È solo infatti nel mondo del quotidiano che la poesia può trovare uno spiraglio di salvezza, identificandosi con la stessa forza biologica dell’uomo. L’anguilla di “La bufera e altro” è l’immagine più potente di questa forza.

Anche in “Finisterre” la realtà terrena, con le sue concrete pulsazioni, è rappresentata dagli animali, se si pensa ad esempio ai delfini di “Su una lettera non scritta” e ai cani di “L’arca”.

Sono poi le poesie di “Flashes e dediche”, per quanto stilisticamente sostenute, ad essere le più aperte al mondo basso e informe degli oggetti: vi compaiono infatti interni borghesi, cicche, lavandini, treni, aerei, scale mobili, cronache giornalistiche.

Tema dei morti

Leopardi

Sono presenti, nella produzione leopardiana, due canzoni sepolcrali, composte probabilmente tra il 1834 e il 1835 a Napoli, che affrontano entrambe il tema della morte, con una ripresa del precedente foscoliano dei “Sepolcri” e di una tradizione tematica assai diffusa nel periodo neoclassico e preromantico.
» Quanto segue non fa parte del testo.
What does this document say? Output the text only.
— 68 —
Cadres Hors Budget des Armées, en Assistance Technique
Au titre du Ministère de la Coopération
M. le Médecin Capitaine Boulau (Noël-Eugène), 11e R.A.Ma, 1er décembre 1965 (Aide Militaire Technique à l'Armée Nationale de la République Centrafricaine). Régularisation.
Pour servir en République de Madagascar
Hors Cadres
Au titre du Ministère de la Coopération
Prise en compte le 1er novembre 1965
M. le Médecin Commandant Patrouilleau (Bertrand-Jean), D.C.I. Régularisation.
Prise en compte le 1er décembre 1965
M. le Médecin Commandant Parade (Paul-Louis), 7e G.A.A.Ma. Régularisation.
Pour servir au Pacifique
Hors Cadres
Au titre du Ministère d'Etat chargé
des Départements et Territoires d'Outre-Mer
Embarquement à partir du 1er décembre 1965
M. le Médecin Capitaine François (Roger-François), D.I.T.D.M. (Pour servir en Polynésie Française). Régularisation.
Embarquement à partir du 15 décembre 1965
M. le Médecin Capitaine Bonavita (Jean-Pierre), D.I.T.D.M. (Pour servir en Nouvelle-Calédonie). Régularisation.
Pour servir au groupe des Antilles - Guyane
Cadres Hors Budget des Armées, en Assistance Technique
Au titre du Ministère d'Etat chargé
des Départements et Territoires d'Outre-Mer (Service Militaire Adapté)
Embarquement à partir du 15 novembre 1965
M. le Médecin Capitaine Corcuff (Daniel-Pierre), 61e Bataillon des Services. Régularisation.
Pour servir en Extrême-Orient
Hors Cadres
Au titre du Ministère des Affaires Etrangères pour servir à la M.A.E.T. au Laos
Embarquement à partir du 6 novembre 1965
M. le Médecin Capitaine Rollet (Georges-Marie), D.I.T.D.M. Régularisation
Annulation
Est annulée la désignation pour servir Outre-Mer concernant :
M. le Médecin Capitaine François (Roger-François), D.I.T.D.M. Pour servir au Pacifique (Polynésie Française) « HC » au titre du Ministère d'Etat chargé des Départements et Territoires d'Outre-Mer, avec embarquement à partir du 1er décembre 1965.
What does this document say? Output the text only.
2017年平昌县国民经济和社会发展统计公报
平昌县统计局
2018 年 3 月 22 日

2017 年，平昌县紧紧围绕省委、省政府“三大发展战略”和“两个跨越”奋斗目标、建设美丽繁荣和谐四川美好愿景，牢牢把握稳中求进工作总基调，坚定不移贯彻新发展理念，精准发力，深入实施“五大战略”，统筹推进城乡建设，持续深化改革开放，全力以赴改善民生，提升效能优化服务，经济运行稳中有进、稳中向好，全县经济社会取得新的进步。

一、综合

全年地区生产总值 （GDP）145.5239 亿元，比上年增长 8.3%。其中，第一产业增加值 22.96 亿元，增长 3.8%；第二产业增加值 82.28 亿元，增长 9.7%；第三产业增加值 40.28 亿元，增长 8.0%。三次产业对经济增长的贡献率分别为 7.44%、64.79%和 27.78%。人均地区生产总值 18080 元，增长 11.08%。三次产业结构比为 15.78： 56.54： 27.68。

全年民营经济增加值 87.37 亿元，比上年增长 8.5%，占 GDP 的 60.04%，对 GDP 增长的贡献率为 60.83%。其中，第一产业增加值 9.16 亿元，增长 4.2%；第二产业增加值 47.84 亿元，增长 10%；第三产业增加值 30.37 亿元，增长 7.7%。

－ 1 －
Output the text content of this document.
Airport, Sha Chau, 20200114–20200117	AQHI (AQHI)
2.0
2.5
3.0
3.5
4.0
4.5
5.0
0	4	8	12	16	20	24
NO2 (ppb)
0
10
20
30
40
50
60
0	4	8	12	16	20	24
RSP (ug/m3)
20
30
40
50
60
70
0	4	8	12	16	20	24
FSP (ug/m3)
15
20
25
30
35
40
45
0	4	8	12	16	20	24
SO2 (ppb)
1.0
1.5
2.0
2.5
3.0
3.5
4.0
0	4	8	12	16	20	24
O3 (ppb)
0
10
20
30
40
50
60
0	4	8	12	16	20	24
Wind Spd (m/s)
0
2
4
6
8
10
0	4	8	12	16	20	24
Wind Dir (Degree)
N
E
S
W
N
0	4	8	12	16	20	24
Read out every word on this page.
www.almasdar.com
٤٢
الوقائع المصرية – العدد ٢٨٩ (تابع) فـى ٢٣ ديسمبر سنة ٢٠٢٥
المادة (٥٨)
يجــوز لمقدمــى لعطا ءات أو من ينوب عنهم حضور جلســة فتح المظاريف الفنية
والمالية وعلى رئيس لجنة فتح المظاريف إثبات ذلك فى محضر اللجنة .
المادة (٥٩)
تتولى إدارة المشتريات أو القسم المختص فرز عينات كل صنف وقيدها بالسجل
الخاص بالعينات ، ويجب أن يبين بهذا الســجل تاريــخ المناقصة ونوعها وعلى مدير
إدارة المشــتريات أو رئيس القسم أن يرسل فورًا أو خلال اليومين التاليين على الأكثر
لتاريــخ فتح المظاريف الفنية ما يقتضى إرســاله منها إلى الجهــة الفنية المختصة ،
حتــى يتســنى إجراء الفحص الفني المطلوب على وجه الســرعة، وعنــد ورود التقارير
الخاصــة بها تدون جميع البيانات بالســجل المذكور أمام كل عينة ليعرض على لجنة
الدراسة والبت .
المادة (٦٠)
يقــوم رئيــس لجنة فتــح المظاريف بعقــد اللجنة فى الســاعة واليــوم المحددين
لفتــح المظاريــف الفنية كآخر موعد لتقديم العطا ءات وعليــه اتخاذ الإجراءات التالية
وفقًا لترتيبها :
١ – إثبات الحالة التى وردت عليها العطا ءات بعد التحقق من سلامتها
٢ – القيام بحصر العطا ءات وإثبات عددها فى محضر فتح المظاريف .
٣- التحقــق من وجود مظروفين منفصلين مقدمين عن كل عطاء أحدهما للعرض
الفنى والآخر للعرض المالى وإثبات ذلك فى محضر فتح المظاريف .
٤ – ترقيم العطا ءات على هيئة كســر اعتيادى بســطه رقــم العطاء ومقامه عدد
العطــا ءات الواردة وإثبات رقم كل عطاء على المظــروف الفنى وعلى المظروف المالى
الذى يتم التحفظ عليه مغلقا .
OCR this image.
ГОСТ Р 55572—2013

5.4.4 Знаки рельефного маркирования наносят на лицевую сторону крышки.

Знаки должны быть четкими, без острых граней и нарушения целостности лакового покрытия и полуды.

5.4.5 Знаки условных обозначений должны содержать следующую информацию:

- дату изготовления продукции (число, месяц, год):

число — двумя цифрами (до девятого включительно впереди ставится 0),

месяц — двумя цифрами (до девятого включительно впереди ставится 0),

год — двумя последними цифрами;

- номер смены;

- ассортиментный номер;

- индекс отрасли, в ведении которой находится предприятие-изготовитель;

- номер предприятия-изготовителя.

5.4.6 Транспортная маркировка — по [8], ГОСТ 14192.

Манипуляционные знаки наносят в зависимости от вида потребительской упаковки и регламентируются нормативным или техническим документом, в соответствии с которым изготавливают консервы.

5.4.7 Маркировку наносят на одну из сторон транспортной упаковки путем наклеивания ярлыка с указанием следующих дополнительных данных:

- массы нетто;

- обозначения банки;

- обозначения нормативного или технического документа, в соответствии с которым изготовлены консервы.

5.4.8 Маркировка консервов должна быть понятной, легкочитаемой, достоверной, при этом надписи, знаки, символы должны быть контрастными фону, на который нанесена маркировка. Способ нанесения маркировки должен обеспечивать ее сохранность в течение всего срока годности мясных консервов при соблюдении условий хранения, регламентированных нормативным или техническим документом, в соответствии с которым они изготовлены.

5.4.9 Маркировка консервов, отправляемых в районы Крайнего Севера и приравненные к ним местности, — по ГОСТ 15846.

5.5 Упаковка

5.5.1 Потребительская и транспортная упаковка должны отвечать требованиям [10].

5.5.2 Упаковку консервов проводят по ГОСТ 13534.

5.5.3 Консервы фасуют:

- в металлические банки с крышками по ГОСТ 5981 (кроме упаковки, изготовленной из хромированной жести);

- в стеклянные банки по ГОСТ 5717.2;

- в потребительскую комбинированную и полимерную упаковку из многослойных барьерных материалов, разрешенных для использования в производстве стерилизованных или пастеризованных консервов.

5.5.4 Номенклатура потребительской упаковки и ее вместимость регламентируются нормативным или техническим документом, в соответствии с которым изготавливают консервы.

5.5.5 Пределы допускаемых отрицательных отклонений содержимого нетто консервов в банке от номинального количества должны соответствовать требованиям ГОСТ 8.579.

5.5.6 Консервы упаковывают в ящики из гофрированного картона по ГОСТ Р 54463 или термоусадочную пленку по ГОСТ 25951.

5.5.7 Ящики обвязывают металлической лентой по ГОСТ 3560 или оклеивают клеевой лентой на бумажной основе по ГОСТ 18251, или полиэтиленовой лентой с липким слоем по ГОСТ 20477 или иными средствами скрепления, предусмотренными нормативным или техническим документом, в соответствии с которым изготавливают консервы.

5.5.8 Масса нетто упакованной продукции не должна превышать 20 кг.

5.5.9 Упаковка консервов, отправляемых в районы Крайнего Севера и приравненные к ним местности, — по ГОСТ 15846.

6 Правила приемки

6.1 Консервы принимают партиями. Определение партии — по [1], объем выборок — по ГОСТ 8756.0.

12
La morte è vista però da Leopardi in tutta la sua dimensione tragica del lutto, tipica di certi scrittori classici.

“Sopra un bassorilievo antico sepolcrale, dove una giovane morta è rappresentata in atto di partire, accomiatandosi dai suoi” s’interroga sul senso della morte, considerata a partire dal caso esemplare di una giovane donna.

Due le accuse rivolte alla natura e alla condizione umana: aver reso la morte orribile e temuta agli occhi umani e aver voluto e previsto la perdita delle persone care che viene a spezzare quei legami grazie ai quali l’uomo riesce faticosamente a dare senso alla sua vita.

“Sopra il ritratto di una bella donna scolpito nel monumento sepolcrale della medesima” si sofferma, invece, sul contrasto tra la bellezza della donna come ritratta sulla lapide e l’orrore della sua condizione da morta, che va decomponendosi.

Montale

La prima sezione di “La bufera e altro”è dedicata alla guerra, ai suoi orrori, alla rare apparizioni di Clizia, al tema dei lutti familiari.

Questi motivi ritornano nella seconda e nella terza sezione, dove compaiono anche quelli della malattia della moglie e dei ricordi della Liguria.

Comincia ad affacciarsi, in particolare associato alla memoria della Liguria e dell’infanzia, il tema dei morti, che già in “Finisterre” tendono ad assumere un valore positivo: sono i custodi di una civiltà perduta, contrapposta all’insignificanza e al disvalore del presente.